I ended up at Hubs' work, where I waited the last hour with him until he got off. Then we headed over to the Mexican restaurant where I broke all the rules but got some amazing homemade chorizo. Afterward, we headed to the store to buy Ethan an alarm clock and then I headed home where I crashed on the couch.
I felt like a sloth yesterday.
I felt lazy and slow and stupid.
And 6:30am was so early, somehow I didn't even realize that it was the same day I had swam a mile straight and I didn't need to feel that way.
I went to bed feeling really sore in my shoulders. My arms kept falling asleep and I was having terrible dreams. I woke up as Hubs was coming to bed and I finally rested when he was next to me.
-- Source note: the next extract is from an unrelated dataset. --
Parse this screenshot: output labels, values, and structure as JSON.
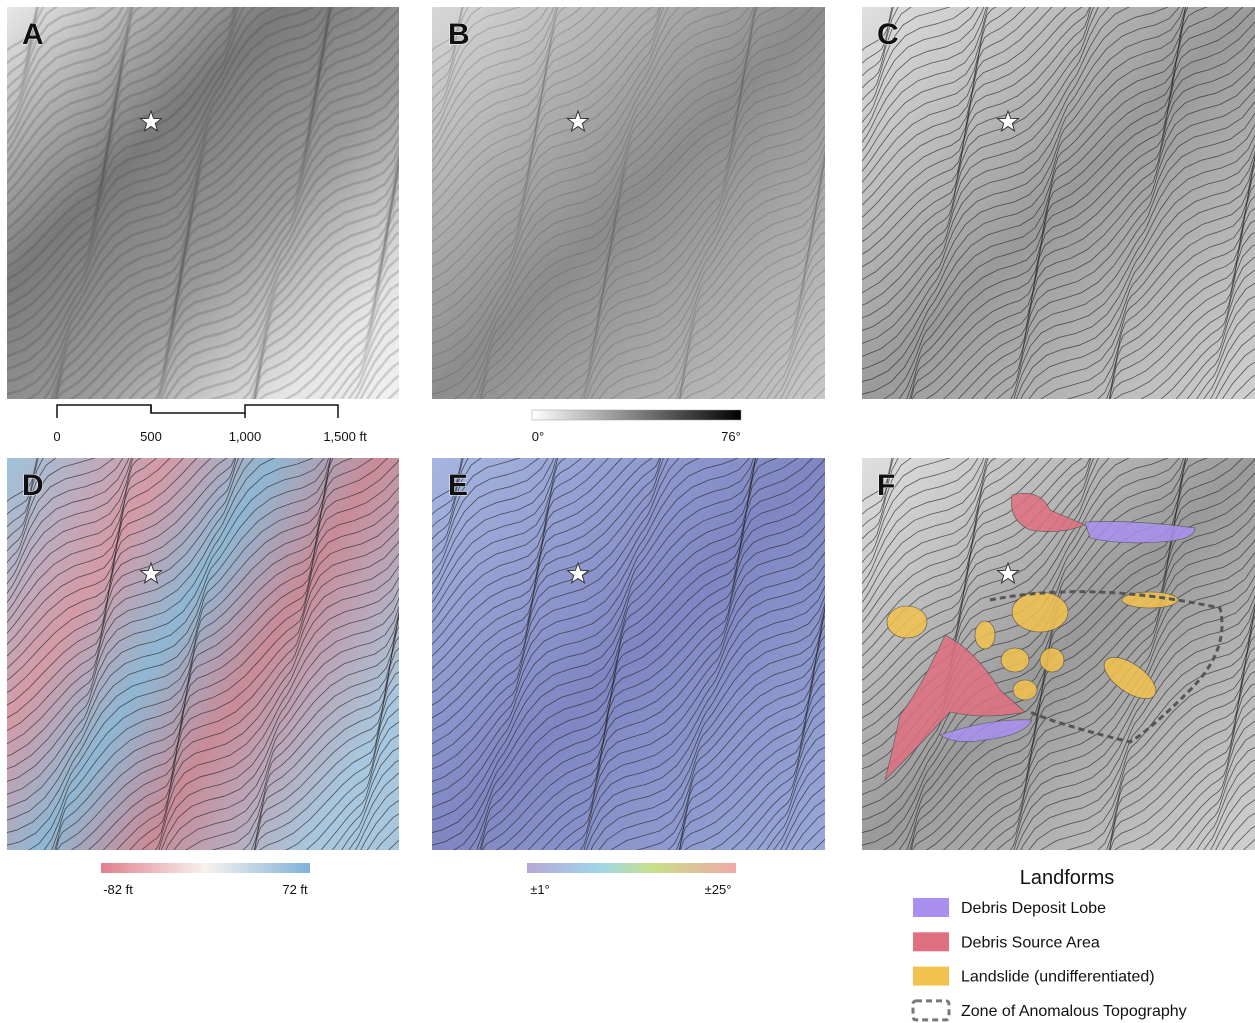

When the alarm went off at 4:30am, I got up, reset it for later, and went back to sleep.
Even when I have "failed" this month, for the most part I've done it consciously and without shame or guilt. And that already makes me feel a lot better.
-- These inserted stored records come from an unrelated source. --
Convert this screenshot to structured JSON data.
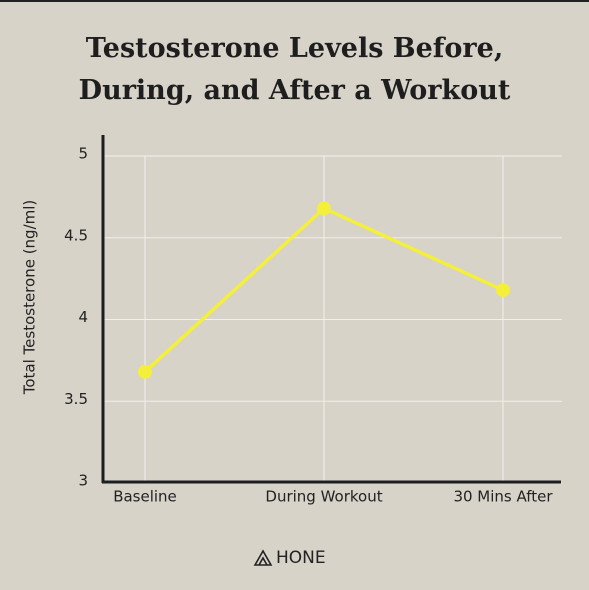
{
  "chart_data": {
    "type": "line",
    "title": "Testosterone Levels Before, During, and After a Workout",
    "y_label": "Total Testosterone (ng/ml)",
    "categories": [
      "Baseline",
      "During Workout",
      "30 Mins After"
    ],
    "values": [
      3.68,
      4.68,
      4.18
    ],
    "color": "#f4ef3a",
    "ylim": [
      3,
      5
    ],
    "yticks": [
      3,
      3.5,
      4,
      4.5,
      5
    ],
    "grid": true
  },
  "brand": "HONE"
}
I'm stressing over my plan for next month. I don't know where to go with my training. I'm running out of food ideas and my budgeting isn't working right yet. And I don't want to end August with a win and then go into September lost, so that's probably what happened to my head yesterday.
Off to ice my shoulders.
Off to drink a ton of water (bloated from the gluten and dairy I had last night...and tons and tons of sodium).
Off to try to settle my head as I find a plan.
Fall is coming.
There is reason to rejoice.
If I can sort out the whens and wheres and hows, I can sail through September and have myself a blast.
Just gotta sort it out in my head and then put it down on paper.
What are you guys all doing for training this fall? Got any ideas to help me along? I want to keep swimming. I love it. But I don't want to push this like I did the running and really injure my shoulders. I really want to run again, and I've been thinking of learning the taping techniques for my PF foot so that I can make small strides in that direction. And part of me wants to steal Hubs' bike and start getting some use out of that. But I'm scared I won't be able to do it...and the roads we live on aren't exactly helpful for those relearning.
Lost.
Anyone got a directional sign I can borrow?!